Siccome i mujahideen dicono di avere il senso dell'onore, pretendono di ripagare il loro debito in un’Ucraina che si dice aggredita dalla Russia. La loro iniziativa è facilitata dalle fortune degli oligarchi ucraini, tra i quali Igor Kolomoïsky - governatore di Dnepropetrovsk - è di gran lunga il più conosciuto. Il giornalista Marcin Mamon, che aveva visitato personalmente il campo di Isa Munayev - comandante del battaglione Dudayev, ucciso in Ucraina agli inizi del 2015 - ha detto di essere stato accolto da una macchina blindata che, a quanto gli hanno detto, era stata generosamente concessa da Kolomoïski in persona. Inoltre, il giornalista avrebbe visto le "bandiere verdi della jihad sventolare su alcune basi dei battaglioni privati" (sic!), il che suggerisce che l’infiltrazione degli elementi jihadisti nei battaglioni estremisti ucraini sia più massiccia di quanto si pensi, e non sia limitata solo al battaglione ceceno in questione.

Accertati questi fatti, bisogna domandarsi con forza se i finanziamenti di questi radicali non provengano dagli stessi fondi dei tagliatori di teste all’opera in Siria e Iraq. Se questo è il caso, due conclusioni s'impongono. In primo luogo, sia il potere di Kiev che i suoi sponsor atlantisti sono complici della progressione della jihad in Europa: «Di tanto in tanto, Munayev incontra i rappresentanti della SBU (il Servizio di sicurezza dell'Ucraina)", testimonia Marcin Mamon. Se questa frase è da mettere all’imperfetto perché la persona citata è da poco morta, non perde comunque del suo valore di principio, essendo gli stessi elementi più attivi che mai. In secondo luogo, se si scopre che le monarchie del Golfo - ultimamente in rotta con lo Stato Islamico, ma chiaramente in buoni rapporti con Al-Nusra e consorti – hanno messo il becco nell’infiltrazione dei mujaheddin ceceni in Ucraina, si potrebbe logicamente supporre che sia l'Europa, in ultima analisi, il vero scopo.

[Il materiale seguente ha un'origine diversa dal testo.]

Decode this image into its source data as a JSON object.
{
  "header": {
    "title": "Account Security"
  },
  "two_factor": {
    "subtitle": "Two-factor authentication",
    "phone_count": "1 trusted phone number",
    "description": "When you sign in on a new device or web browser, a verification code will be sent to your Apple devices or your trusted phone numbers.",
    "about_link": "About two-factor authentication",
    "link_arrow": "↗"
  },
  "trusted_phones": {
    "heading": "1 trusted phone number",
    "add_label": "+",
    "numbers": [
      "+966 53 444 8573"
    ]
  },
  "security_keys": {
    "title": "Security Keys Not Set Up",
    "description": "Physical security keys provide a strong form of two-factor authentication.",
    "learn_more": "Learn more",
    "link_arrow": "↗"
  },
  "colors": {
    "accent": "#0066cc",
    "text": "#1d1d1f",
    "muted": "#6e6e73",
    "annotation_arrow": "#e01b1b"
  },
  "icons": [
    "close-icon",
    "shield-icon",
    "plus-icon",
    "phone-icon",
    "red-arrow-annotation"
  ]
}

In effetti, l'Ucraina è un paese europeo alle porte dell'Unione. Coloro che combattono per Kiev si vedono offrire dei passaporti ucraini, quindi delle nuove identità. Sapendo che i flussi migratori verso la Polonia sono assai considerevoli - la disoccupazione in Ucraina sta battendo tutti i record - l'ipotesi secondo la quale lo Stato Islamico considera di spingere l'infiltrazione dei sui "leoni della jihad" fin dentro le mura dell'Unione, sembra più che pertinente. Se questo non è il caso, perché questi fanatici di Dio che avrebbero molto da fare in Medio Oriente, soprattutto con i bombardamenti della coalizione, vanno a rischiare la loro vita in un paese slavo che non gli ispira assolutamente nulla? Il codice d'onore invocato non sembra essere in realtà che una cortina fumogena.

Siamo in presenza di uno scenario che si riassume nella spiacevole situazione di coloro che subiscono l’effetto boomerang delle loro azioni, come il caso libico illustra con eloquenza implacabile. Ma questa volta, più che di un arsenale saccheggiato dai jihadisti, si tratterà di un mini-esercito che troverà i suoi seguaci e sponsor all'interno dell'Europa stessa. Come vedete, bisogna sempre riflettere attentamente prima di fare un patto con il diavolo.